И это что-то – она почти готова была поклясться – смотрело в ответ.
Она вернулась в каюту, приняла душ, переоделась в рабочий комбинезон. До начала смены оставался час.
Рэйчел села на койку, закрыла глаза. Попыталась успокоить мысли, которые метались, как перепуганные птицы. Корональные выбросы. Симметрия. Периодичность. Прогрессия.
И лицо Меган, всплывающее из темноты каждый раз, когда она закрывала глаза.
«Живи», – сказала Меган тогда.
Но что значит – жить? Существовать? Работать? Прятаться от прошлого на задворках Солнечной системы – или что там называют системой Тау Кита?
Шесть лет. Шесть лет она убегала. И вот теперь что-то настигло её – не прошлое, нет, что-то совсем другое. Что-то, чего она не ожидала и не искала.
Звезда, которая посылает сигналы.
Рэйчел почти засмеялась. Абсурд. Полный, законченный абсурд. Звёзды – это термоядерные реакторы, гигантские шары плазмы, подчиняющиеся законам физики. Они не думают, не чувствуют, не общаются.

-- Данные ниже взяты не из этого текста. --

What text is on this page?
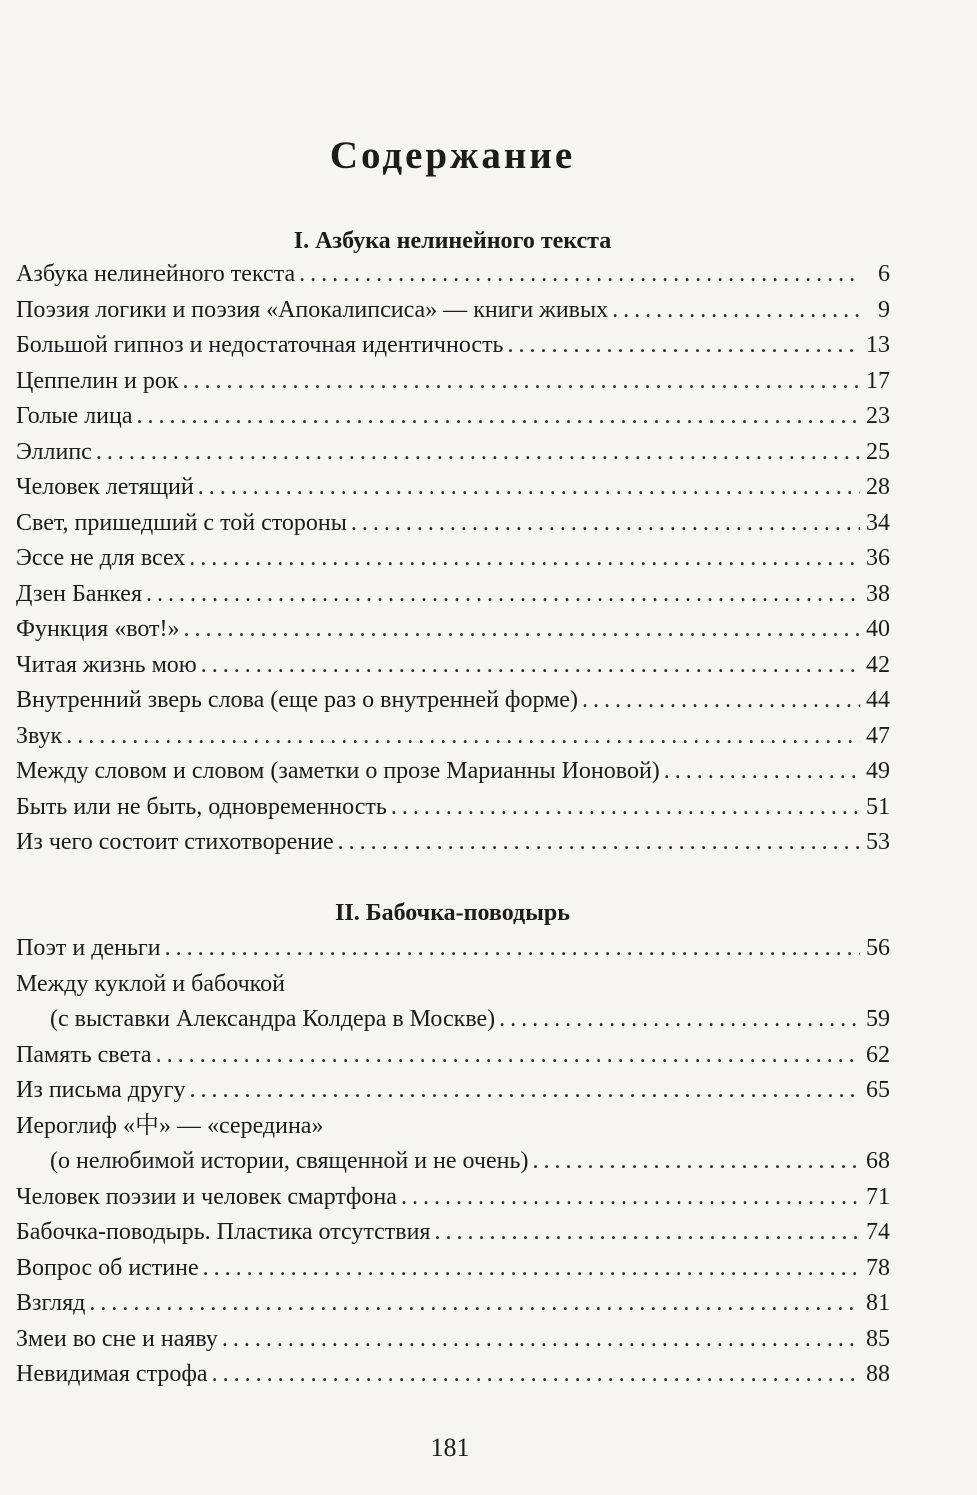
Содержание
I. Азбука нелинейного текста
Азбука нелинейного текста . . .	6
Поэзия логики и поэзия «Апокалипсиса» — книги живых . . .	9
Большой гипноз и недостаточная идентичность . . .	13
Цеппелин и рок . . .	17
Голые лица . . .	23
Эллипс . . .	25
Человек летящий . . .	28
Свет, пришедший с той стороны . . .	34
Эссе не для всех . . .	36
Дзен Банкея . . .	38
Функция «вот!» . . .	40
Читая жизнь мою . . .	42
Внутренний зверь слова (еще раз о внутренней форме) . . .	44
Звук . . .	47
Между словом и словом (заметки о прозе Марианны Ионовой) . . .	49
Быть или не быть, одновременность . . .	51
Из чего состоит стихотворение . . .	53
II. Бабочка-поводырь
Поэт и деньги . . .	56
Между куклой и бабочкой
(с выставки Александра Колдера в Москве) . . .	59
Память света . . .	62
Из письма другу . . .	65
Иероглиф «中» — «середина»
(о нелюбимой истории, священной и не очень) . . .	68
Человек поэзии и человек смартфона . . .	71
Бабочка-поводырь. Пластика отсутствия . . .	74
Вопрос об истине . . .	78
Взгляд . . .	81
Змеи во сне и наяву . . .	85
Невидимая строфа . . .	88
181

Они просто горят, миллиарды лет, пока не кончится топливо.
Но симметрия в выбросах была реальной. Периодичность была реальной. И её синестезия – какой бы странной она ни была – никогда не обманывала её раньше. Каждая микротрещина, которую она находила. Каждый сбойный узел. Каждая аномалия, которую пропускала автоматика.
Она видела то, чего не видели другие. Всегда.
Что если на этот раз она тоже видит что-то реальное?
В 07:00 Рэйчел вышла из каюты и отправилась на утреннюю поверку. День предстоял обычный – обход секторов, проверка систем, отчёты. Рутина.
Но где-то на задворках сознания, там, куда она старалась не заглядывать, уже формировалась мысль: сегодня ночью она вернётся в научный модуль. Соберёт больше данных. Построит модель.
И попытается понять, что происходит со звездой, которая – она была почти уверена – пыталась что-то сказать.
В коридоре она снова встретила Маркоса. Он выглядел бодрым и выспавшимся – привилегия молодости.
– Доброе утро, доктор Кимура! Лучше спали?
Рэйчел посмотрела на него. Открытое лицо, искренняя улыбка. Ни тени того, что отравляло её собственное существование.
– Да, – соврала она. – Спасибо, что спросили.
И пошла дальше, унося с собой тяжесть нераскрытой тайны.
Где-то позади неё – за стенами станции, за многослойными щитами, за миллионами километров холодного пространства – звезда Тау Кита продолжала гореть.
И пульсировать.
И ждать.

Глава 2: Паттерн
Неделя.
Семь дней Рэйчел жила двойной жизнью. Днём – обходы секторов, отчёты, короткие кивки коллегам в коридорах. Ночью – научный модуль, голографические экраны, данные, данные, данные.
Снотворное она больше не принимала. Не было смысла – всё равно не помогало, а ей нужна была ясная голова. Вместо этого она спала урывками, по два-три часа между сменами, и держалась на стимуляторах из аптечки – тех самых, которые выдавали пилотам перед длительными миссиями.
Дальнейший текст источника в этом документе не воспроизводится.